M. DIMAS souhaitait pour sa part une baisse de 30 % des GES en 2020, par rapport à 1990. Il souhaite inclure les transports aériens dans les quotas de CO2. Le secteur aérien devait pourtant garder un marché à part, avec un système d’importation des quotas européens, des MDP et des MOC : dans la proposition de M. DIMAS, toutes les compagnies qui desservent l’Union Européenne seraient concernées à partir de 2012, qu’elles soient européennes ou non.
Il s’attaque également au secteur automobile : une directive, prévue pour 2007, va limiter les émissions de CO2, ce qui suscite des grandes réticences de la part des constructeurs.

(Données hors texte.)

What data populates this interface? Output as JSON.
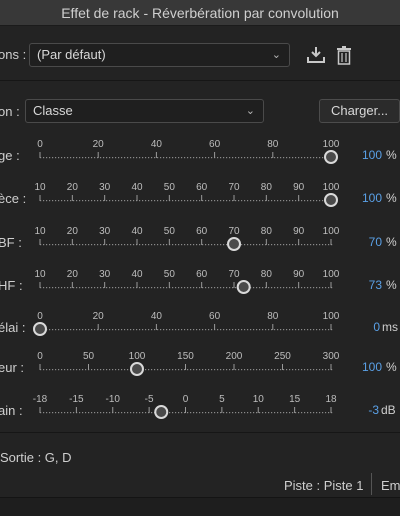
{
  "window": {
    "title": "Effet de rack - Réverbération par convolution"
  },
  "presets": {
    "label": "ons :",
    "value": "(Par défaut)",
    "save_icon": "download-icon",
    "delete_icon": "trash-icon"
  },
  "impulse": {
    "label": "on :",
    "value": "Classe",
    "load_button": "Charger..."
  },
  "sliders": [
    {
      "label": "ge :",
      "ticks": [
        "0",
        "20",
        "40",
        "60",
        "80",
        "100"
      ],
      "min": 0,
      "max": 100,
      "value_fraction": 1.0,
      "value_text": "100",
      "unit": "%"
    },
    {
      "label": "èce :",
      "ticks": [
        "10",
        "20",
        "30",
        "40",
        "50",
        "60",
        "70",
        "80",
        "90",
        "100"
      ],
      "min": 10,
      "max": 100,
      "value_fraction": 1.0,
      "value_text": "100",
      "unit": "%"
    },
    {
      "label": "BF :",
      "ticks": [
        "10",
        "20",
        "30",
        "40",
        "50",
        "60",
        "70",
        "80",
        "90",
        "100"
      ],
      "min": 10,
      "max": 100,
      "value_fraction": 0.6667,
      "value_text": "70",
      "unit": "%"
    },
    {
      "label": "HF :",
      "ticks": [
        "10",
        "20",
        "30",
        "40",
        "50",
        "60",
        "70",
        "80",
        "90",
        "100"
      ],
      "min": 10,
      "max": 100,
      "value_fraction": 0.7,
      "value_text": "73",
      "unit": "%"
    },
    {
      "label": "élai :",
      "ticks": [
        "0",
        "20",
        "40",
        "60",
        "80",
        "100"
      ],
      "min": 0,
      "max": 100,
      "value_fraction": 0.0,
      "value_text": "0",
      "unit": "ms"
    },
    {
      "label": "eur :",
      "ticks": [
        "0",
        "50",
        "100",
        "150",
        "200",
        "250",
        "300"
      ],
      "min": 0,
      "max": 300,
      "value_fraction": 0.3333,
      "value_text": "100",
      "unit": "%"
    },
    {
      "label": "ain :",
      "ticks": [
        "-18",
        "-15",
        "-10",
        "-5",
        "0",
        "5",
        "10",
        "15",
        "18"
      ],
      "min": -18,
      "max": 18,
      "value_fraction": 0.4167,
      "value_text": "-3",
      "unit": "dB"
    }
  ],
  "output": {
    "label": "Sortie : G, D"
  },
  "footer": {
    "track": "Piste : Piste 1",
    "extra": "Em"
  },
  "colors": {
    "accent_value": "#5aa0e6",
    "background": "#232323"
  }
}
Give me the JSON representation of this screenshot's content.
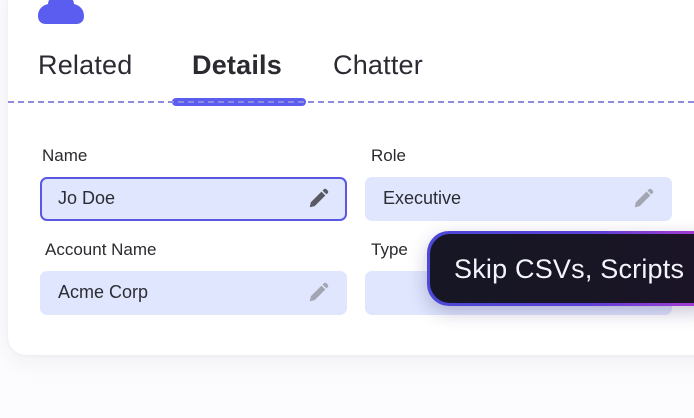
{
  "tabs": [
    {
      "label": "Related",
      "active": false
    },
    {
      "label": "Details",
      "active": true
    },
    {
      "label": "Chatter",
      "active": false
    }
  ],
  "fields": {
    "name": {
      "label": "Name",
      "value": "Jo Doe",
      "focused": true
    },
    "role": {
      "label": "Role",
      "value": "Executive"
    },
    "account_name": {
      "label": "Account Name",
      "value": "Acme Corp"
    },
    "type": {
      "label": "Type",
      "value": ""
    }
  },
  "promo": {
    "text": "Skip CSVs, Scripts"
  },
  "colors": {
    "accent": "#5b5df0",
    "field_bg": "#dfe6fd",
    "promo_bg": "#161624",
    "promo_border_start": "#4b49d6",
    "promo_border_end": "#b23ad0"
  },
  "icons": {
    "avatar": "user-avatar-icon",
    "edit": "pencil-icon"
  }
}
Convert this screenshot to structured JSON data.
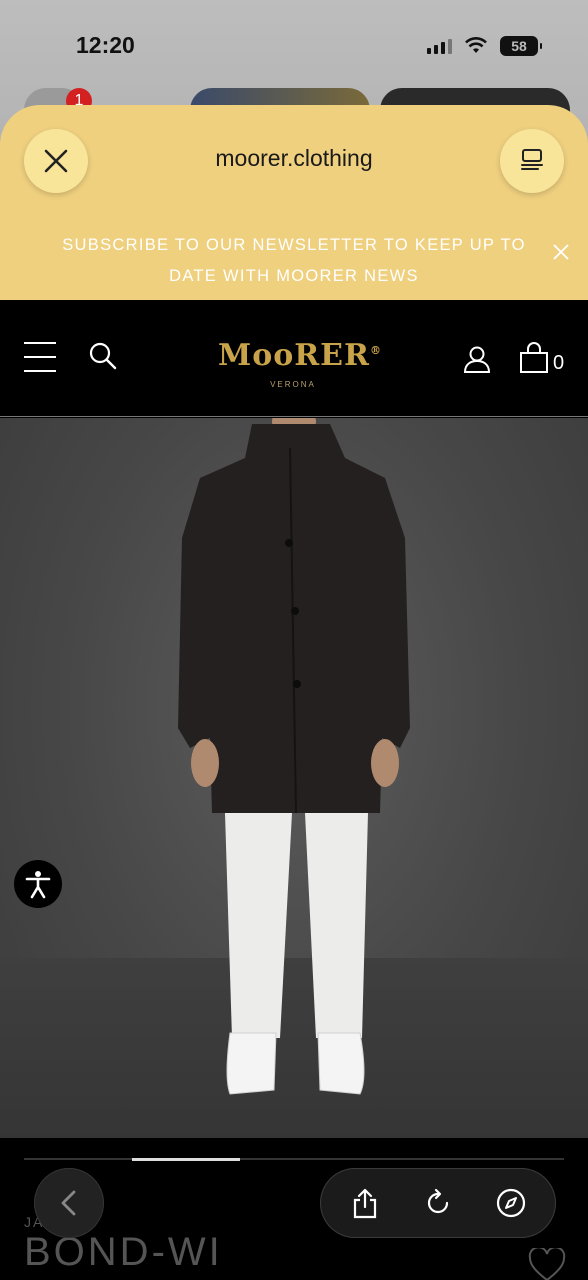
{
  "status_bar": {
    "time": "12:20",
    "battery": "58",
    "icons": [
      "cellular-signal-icon",
      "wifi-icon",
      "battery-icon"
    ]
  },
  "tab_switcher": {
    "notification_badge": "1"
  },
  "browser_sheet": {
    "url": "moorer.clothing",
    "close_icon": "close-icon",
    "tabs_icon": "tab-overview-icon",
    "background": "#efd07f"
  },
  "newsletter": {
    "text": "SUBSCRIBE TO OUR NEWSLETTER TO KEEP UP TO DATE WITH MOORER NEWS",
    "close_icon": "close-icon"
  },
  "site_header": {
    "logo": "MooRER",
    "logo_registered": "®",
    "logo_sub": "VERONA",
    "cart_count": "0",
    "icons": [
      "menu-icon",
      "search-icon",
      "account-icon",
      "shopping-bag-icon"
    ],
    "logo_color": "#c9a349"
  },
  "product": {
    "image_alt": "Man wearing dark coat with white trousers and white sneakers",
    "category_label": "JA",
    "name": "BOND-WI",
    "gallery_progress": 0.2
  },
  "accessibility": {
    "icon": "accessibility-icon"
  },
  "browser_toolbar": {
    "icons": [
      "back-icon",
      "share-icon",
      "reload-icon",
      "compass-icon"
    ]
  }
}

Après des tractations, et des rejets de la Commission, le quota proposé par la France (sous la pression des industriels, au nom de la croissance) était de 155 millions de tonnes, et le chiffre finalement arrêté à Bruxelles est de 133 millions de tonnes. Donc en fait pas de baisse par rapport à la consommation effective de la période 2005-2007 ! Ce qui laisse augurer de la difficulté à remplir le contrat, puisque l’engagement était de diviser par quatre les GES d’ici 2050 par rapport à 1990.
De son côté, La BERD (Banque Européenne pour la reconstruction et le développement) va investir 15 milliards d’euros dans des projets d’amélioration d’efficacité énergétique dans les pays de l’Est, et développer énergies propres et renouvelables.
- niveau français :
Création des projets domestiques CO2 :
par diminution des GES dans des secteurs non inclus dans le secteur CO2 : transports, agriculture et bâtiment : la Caisse des Dépôts et Consignations (CDC) , chargée de la Mission Climat, achètera les diminution de GES dans ces secteurs et tiendra un inventaire national (jusqu’à 5 millions de tonnes).

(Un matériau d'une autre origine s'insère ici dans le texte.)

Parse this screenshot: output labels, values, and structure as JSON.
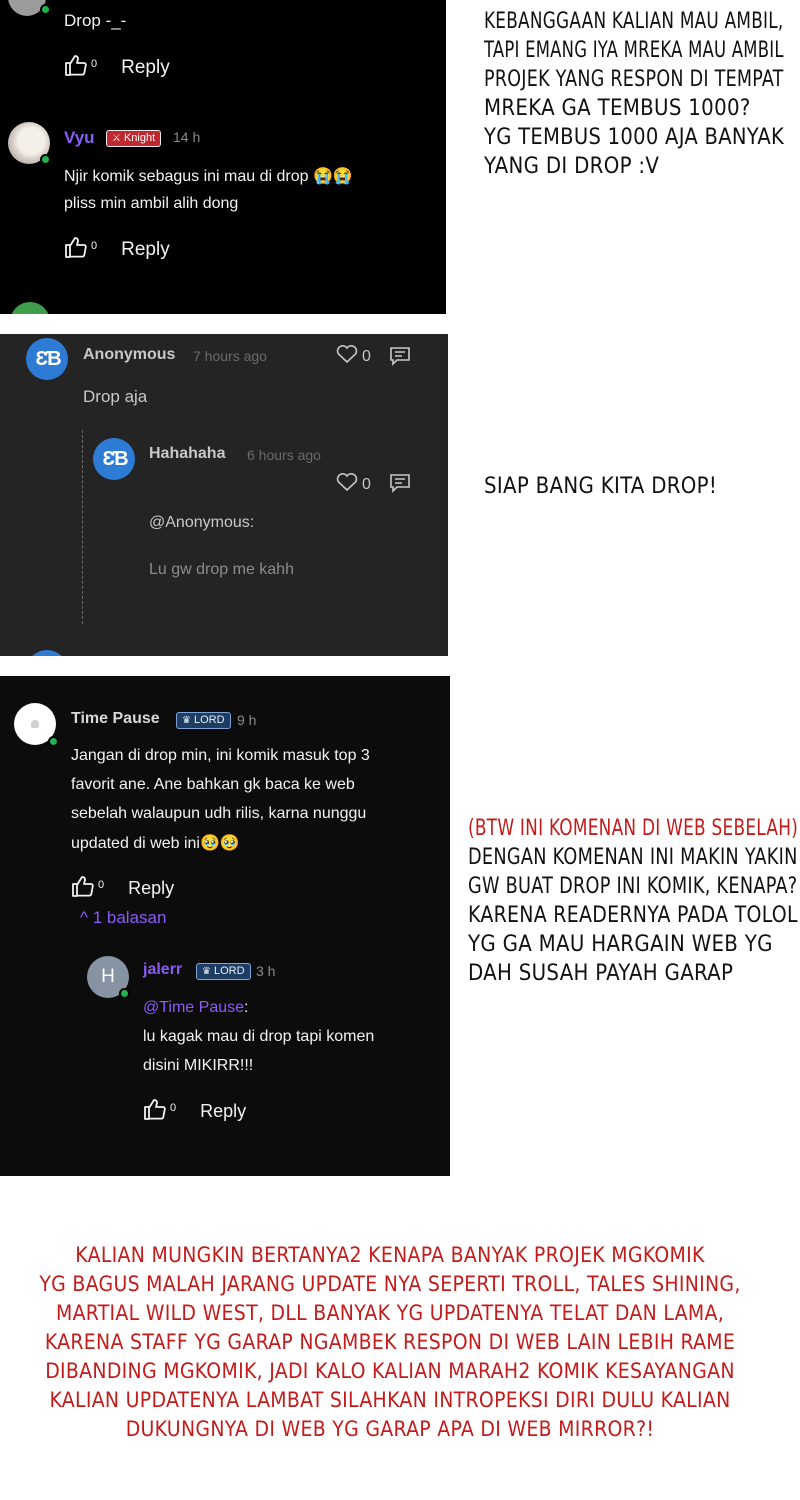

La CDC choisit les projets qui lui sont proposés ; ces projets doivent réduire les GES ; si le projet est accepté, un agrément est donné ; l’équivalent des GES économisé est acheté par la CDC avec un prix fixé à l’avance ; le financement se fait par les actifs carbone ; le prix doit être fixé en 2007.
Difficulté : quid montant suffisant des crédits carbone ?
Intérêt : indépendance par rapport au marché du carbone.
Ce système existe déjà dans 4 pays (Nouvelle Zélande, Canada, USA, Australie), les 2 derniers étant hors du protocole de Kyoto.
-  Le ministre de l’écologie travaille avec la Société Forestière, filiale de la CDC, pour créer un marché : 1 entreprise verse une somme représentant l’impact écologique de ses activités : ces crédits sont ensuite vendus par des institutions à des entreprises engagées dans une action écologique pour compenser les conséquences de son activité sur l’environnement.
-  Les agriculteurs s’intéressent aussi au projet à 3 niveaux : réduction des émissions de CO2, participation à la substitution d’énergie fossile par de la biomasse, et séquestration du CO2.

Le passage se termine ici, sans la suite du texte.